/ R

R - Heat maps with ggplot2

Heat maps are a very useful graphical tool to better understand or present data stored in matrix in more accessible form. E.g. they are very helpful during seeking/comparing missing values in time series or checking cross-correlations for large number of financial instruments.

Before we present how to plot heat map in ggplot2, we will start with very simple example related with image() function. First, let's create simple matrix.

mat <- matrix(c(1, 2, 3, 10, 2, 6), nrow = 2, ncol = 3)
print(mat)

# Output:
#      [,1] [,2] [,3]
# [1,]    1    3    2
# [2,]    2   10    6

Next, we can prepare basic heat map.

image(mat, xlab = 'Matrix rows', ylab = 'Matrix columns')

And the result of the command above is:
Basic heat map image generated by image() function

As one can see, the x axis represents rows in matrix. The first row is on the left (the lowest value on the axis), whilst the last row in on the right (analogously - the highest value). The y axis represents columns and first column is on the bottom. And by default, red colour represents the lowest values in our matrix, while the highest are lighter. NAs remain transparent, so it means that in this case they will be white - like plot background.

We can make our plot slightly mode pretty by removing axes:

image(mat, xlab = 'Matrix rows', ylab = 'Matrix columns', axes = F)

Basic heat map image with removed axes

There is also possibility to change default colours by using col parameter. In example:

image(mat, xlab = 'Matrix rows', ylab = 'Matrix columns', axes = F, col = terrain.colors(100))

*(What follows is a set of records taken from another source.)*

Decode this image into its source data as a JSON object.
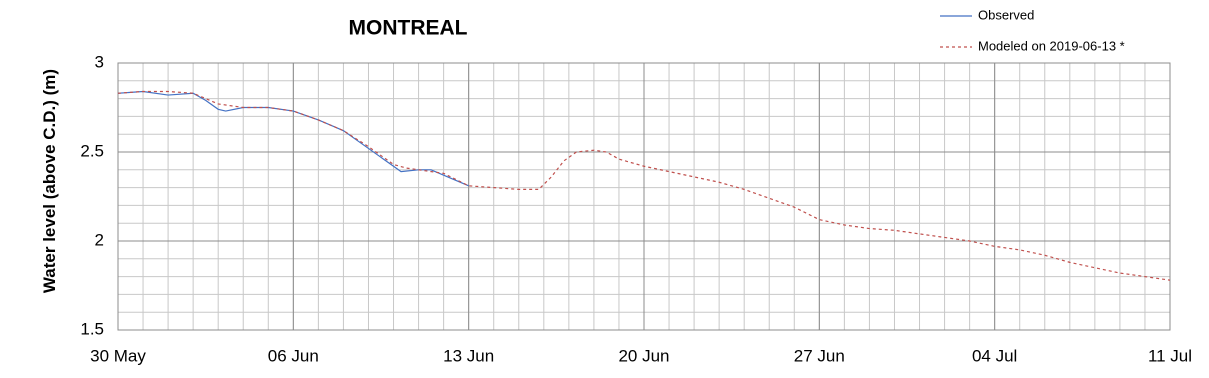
{
  "chart_data": {
    "type": "line",
    "title": "MONTREAL",
    "y_label": "Water level (above C.D.) (m)",
    "xlim": [
      0,
      42
    ],
    "xticks": [
      {
        "value": 0,
        "label": "30 May"
      },
      {
        "value": 7,
        "label": "06 Jun"
      },
      {
        "value": 14,
        "label": "13 Jun"
      },
      {
        "value": 21,
        "label": "20 Jun"
      },
      {
        "value": 28,
        "label": "27 Jun"
      },
      {
        "value": 35,
        "label": "04 Jul"
      },
      {
        "value": 42,
        "label": "11 Jul"
      }
    ],
    "ylim": [
      1.5,
      3
    ],
    "yticks": [
      1.5,
      2,
      2.5,
      3
    ],
    "grid": true,
    "minor_grid": {
      "x": 1,
      "y": 0.1
    },
    "legend": "top-right",
    "series": [
      {
        "name": "Observed",
        "color": "#4472c4",
        "dash": false,
        "x": [
          0,
          1,
          2,
          3,
          3.5,
          4,
          4.3,
          5,
          6,
          7,
          8,
          9,
          10,
          11,
          11.3,
          12,
          12.5,
          13,
          14
        ],
        "values": [
          2.83,
          2.84,
          2.82,
          2.83,
          2.79,
          2.74,
          2.73,
          2.75,
          2.75,
          2.73,
          2.68,
          2.62,
          2.52,
          2.42,
          2.39,
          2.4,
          2.4,
          2.37,
          2.31
        ]
      },
      {
        "name": "Modeled on 2019-06-13 *",
        "color": "#c0504d",
        "dash": true,
        "x": [
          0,
          1,
          2,
          3,
          4,
          5,
          6,
          7,
          8,
          9,
          10,
          11,
          11.5,
          12,
          13,
          14,
          15,
          16,
          16.8,
          17.3,
          17.8,
          18.3,
          19,
          19.5,
          20,
          21,
          22,
          23,
          24,
          25,
          26,
          27,
          28,
          29,
          30,
          31,
          32,
          33,
          34,
          35,
          36,
          37,
          38,
          39,
          40,
          41,
          42
        ],
        "values": [
          2.83,
          2.84,
          2.84,
          2.83,
          2.77,
          2.75,
          2.75,
          2.73,
          2.68,
          2.62,
          2.53,
          2.43,
          2.41,
          2.4,
          2.38,
          2.31,
          2.3,
          2.29,
          2.29,
          2.36,
          2.45,
          2.5,
          2.51,
          2.5,
          2.46,
          2.42,
          2.39,
          2.36,
          2.33,
          2.29,
          2.24,
          2.19,
          2.12,
          2.09,
          2.07,
          2.06,
          2.04,
          2.02,
          2.0,
          1.97,
          1.95,
          1.92,
          1.88,
          1.85,
          1.82,
          1.8,
          1.78
        ]
      }
    ]
  }
}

Basic heat map without axes and green/terrain colour schema

The image() function is very handful for quick plot. However, with ggplot2 we can obtain much nicer results. So let's check how to do it. First, we need three packages. If you do not have them then you need to install ggplot2, RColorBrewer and reshape2. Then you can call:

# Import packages
library(ggplot2)
library(RColorBrewer)
library(reshape2)

Before we'll plot heat map in ggplot2, we have to transform our data into melted form with melt function from reshape2.

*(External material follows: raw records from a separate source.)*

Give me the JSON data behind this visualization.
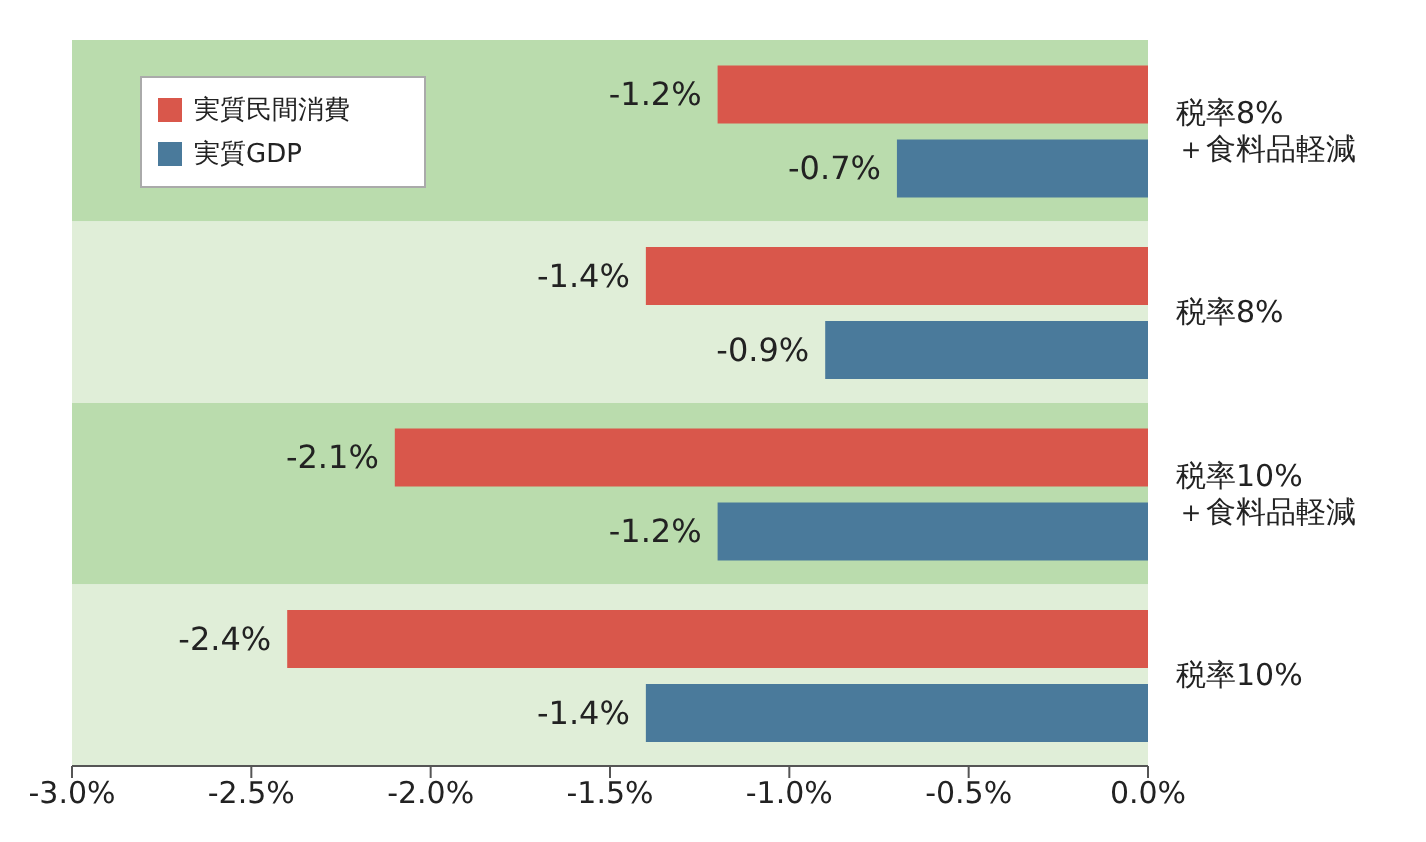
{
  "chart_data": {
    "type": "bar",
    "orientation": "horizontal",
    "categories": [
      "税率8%\n＋食料品軽減",
      "税率8%",
      "税率10%\n＋食料品軽減",
      "税率10%"
    ],
    "series": [
      {
        "name": "実質民間消費",
        "color": "#d9574b",
        "values": [
          -1.2,
          -1.4,
          -2.1,
          -2.4
        ],
        "value_labels": [
          "-1.2%",
          "-1.4%",
          "-2.1%",
          "-2.4%"
        ]
      },
      {
        "name": "実質GDP",
        "color": "#4a7a9b",
        "values": [
          -0.7,
          -0.9,
          -1.2,
          -1.4
        ],
        "value_labels": [
          "-0.7%",
          "-0.9%",
          "-1.2%",
          "-1.4%"
        ]
      }
    ],
    "xlim": [
      -3,
      0
    ],
    "xticks": [
      {
        "value": -3,
        "label": "-3.0%"
      },
      {
        "value": -2.5,
        "label": "-2.5%"
      },
      {
        "value": -2,
        "label": "-2.0%"
      },
      {
        "value": -1.5,
        "label": "-1.5%"
      },
      {
        "value": -1,
        "label": "-1.0%"
      },
      {
        "value": -0.5,
        "label": "-0.5%"
      },
      {
        "value": 0,
        "label": "0.0%"
      }
    ],
    "bands": [
      {
        "axis": "y",
        "from": "税率8%\n＋食料品軽減",
        "to": "税率8%\n＋食料品軽減",
        "color": "#badcad"
      },
      {
        "axis": "y",
        "from": "税率8%",
        "to": "税率8%",
        "color": "#e0eed8"
      },
      {
        "axis": "y",
        "from": "税率10%\n＋食料品軽減",
        "to": "税率10%\n＋食料品軽減",
        "color": "#badcad"
      },
      {
        "axis": "y",
        "from": "税率10%",
        "to": "税率10%",
        "color": "#e0eed8"
      }
    ],
    "grid": false,
    "legend": "top left"
  }
}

GymAI: Push-ups in Google Play

mat.melted <- melt(mat)
print(mat.melted)

# Output:
#   Var1 Var2 value
# 1    1    1     1
# 2    2    1     2
# 3    1    2     3
# 4    2    2    10
# 5    1    3     2
# 6    2    3     6

Then we can call:

ggplot(mat.melted, aes(x = Var1, y = Var2, fill = value)) + geom_tile()

ggplot2 heat map

As we can see, the numbers on axes in the middle of each tile indicate position in the source matrix. However, if we add dimnames to our matrix then ggplot2 will automatically use these names:

mat <- matrix(c(1, 2, 3, 10, 2, 6), nrow = 2, ncol = 3, dimnames = list(c('r1', 'r2'), c('c1', 'c2', 'c3')))
mat.melted <- melt(mat)
gplot(mat.melted, aes(x = Var1, y = Var2, fill = value)) + geom_tile()

ggplot2 heat map with names

Next, we can replace our rectangular tiles by squares with coord_equal():

ggplot(mat.melted, aes(x = Var1, y = Var2, fill = value)) +
  geom_tile() +
  coord_equal()

ggplot2 heat map with square tiles

It's often cool feature when our matrix has equal number of columns and rows. Finally, we can also change the colours using RColorBrewer package.

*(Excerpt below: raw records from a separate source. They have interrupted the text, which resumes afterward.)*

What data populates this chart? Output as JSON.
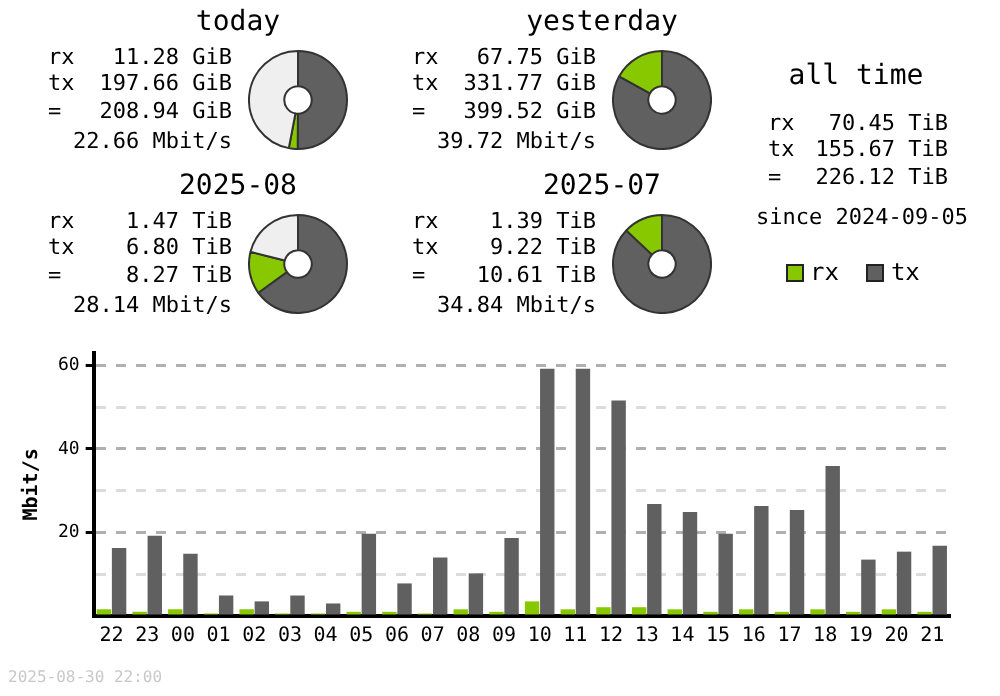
{
  "chart_data": [
    {
      "type": "donut",
      "title": "today",
      "categories": [
        null,
        null,
        null
      ],
      "values": [
        50.1,
        2.9,
        47
      ],
      "colors": [
        "#606060",
        "#88c800",
        "#efefef"
      ],
      "annotations": [
        "rx 11.28 GiB",
        "tx 197.66 GiB",
        "= 208.94 GiB",
        "22.66 Mbit/s"
      ]
    },
    {
      "type": "donut",
      "title": "yesterday",
      "categories": [
        null,
        null
      ],
      "values": [
        83,
        17
      ],
      "colors": [
        "#606060",
        "#88c800"
      ],
      "annotations": [
        "rx 67.75 GiB",
        "tx 331.77 GiB",
        "= 399.52 GiB",
        "39.72 Mbit/s"
      ]
    },
    {
      "type": "other",
      "title": "all time",
      "annotations": [
        "rx 70.45 TiB",
        "tx 155.67 TiB",
        "= 226.12 TiB",
        "since 2024-09-05"
      ]
    },
    {
      "type": "donut",
      "title": "2025-08",
      "categories": [
        null,
        null,
        null
      ],
      "values": [
        65,
        14,
        21
      ],
      "colors": [
        "#606060",
        "#88c800",
        "#efefef"
      ],
      "annotations": [
        "rx 1.47 TiB",
        "tx 6.80 TiB",
        "= 8.27 TiB",
        "28.14 Mbit/s"
      ]
    },
    {
      "type": "donut",
      "title": "2025-07",
      "categories": [
        null,
        null
      ],
      "values": [
        87,
        13
      ],
      "colors": [
        "#606060",
        "#88c800"
      ],
      "annotations": [
        "rx 1.39 TiB",
        "tx 9.22 TiB",
        "= 10.61 TiB",
        "34.84 Mbit/s"
      ]
    },
    {
      "type": "bar",
      "ylabel": "Mbit/s",
      "categories": [
        "22",
        "23",
        "00",
        "01",
        "02",
        "03",
        "04",
        "05",
        "06",
        "07",
        "08",
        "09",
        "10",
        "11",
        "12",
        "13",
        "14",
        "15",
        "16",
        "17",
        "18",
        "19",
        "20",
        "21"
      ],
      "series": [
        {
          "name": "rx",
          "color": "#88c800",
          "values": [
            1.6,
            1.0,
            1.6,
            0.6,
            1.6,
            0.6,
            0.6,
            1.0,
            1.0,
            0.6,
            1.6,
            1.0,
            3.5,
            1.6,
            2.1,
            2.1,
            1.6,
            1.0,
            1.6,
            1.0,
            1.6,
            1.0,
            1.6,
            1.0
          ]
        },
        {
          "name": "tx",
          "color": "#606060",
          "values": [
            16.3,
            19.2,
            14.9,
            4.9,
            3.5,
            4.9,
            3.0,
            19.7,
            7.8,
            14.0,
            10.2,
            18.7,
            59.2,
            59.2,
            51.6,
            26.8,
            24.9,
            19.7,
            26.3,
            25.4,
            35.9,
            13.5,
            15.4,
            16.8
          ]
        }
      ],
      "ylim": [
        0,
        63
      ],
      "yticks": [
        {
          "value": 0,
          "label": null
        },
        {
          "value": 10,
          "label": null
        },
        20,
        {
          "value": 30,
          "label": null
        },
        40,
        {
          "value": 50,
          "label": null
        },
        60
      ],
      "grid": "y",
      "legend": "top right",
      "annotations": [
        "2025-08-30 22:00"
      ]
    }
  ]
}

hm.palette <- colorRampPalette(rev(brewer.pal(11, 'Spectral')), space='Lab')
ggplot(mat.melted, aes(x = Var1, y = Var2, fill = value)) +
  geom_tile() +
  coord_equal() +
  scale_fill_gradientn(colours = hm.palette(100))

ggplot2 heat map with custom colours

We can control colours with brewer.pal function from code above. The first parameter means number of colours and depends on chosen palette. The list of available colour sets is described in function's help (?brewer.pal) and on website. Below is the another example, this time with sequential palette:

hm.palette <- colorRampPalette(rev(brewer.pal(9, 'YlOrRd')), space='Lab')
ggplot(mat.melted, aes(x = Var1, y = Var2, fill = value)) +
  geom_tile() +
  coord_equal() +
  scale_fill_gradientn(colours = hm.palette(100))

ggplot2 heat map with yellow or red palette

At the end, we can also overwrite axis labels as well as rotate values on scale. Rotating can be very helpful when dirnames are long and there are many rows. As without it the labels will be impossible to read.

ggplot(mat.melted, aes(x = Var1, y = Var2, fill = value)) +
  geom_tile() +
  coord_equal() +
  scale_fill_gradientn(colours = hm.palette(100)) +
  ylab('Matrix columns') +
  xlab('Matrix rows') +
  theme(axis.text.x = element_text(angle = 90, hjust = 1))

ggplot2 heat map with labels and text rotating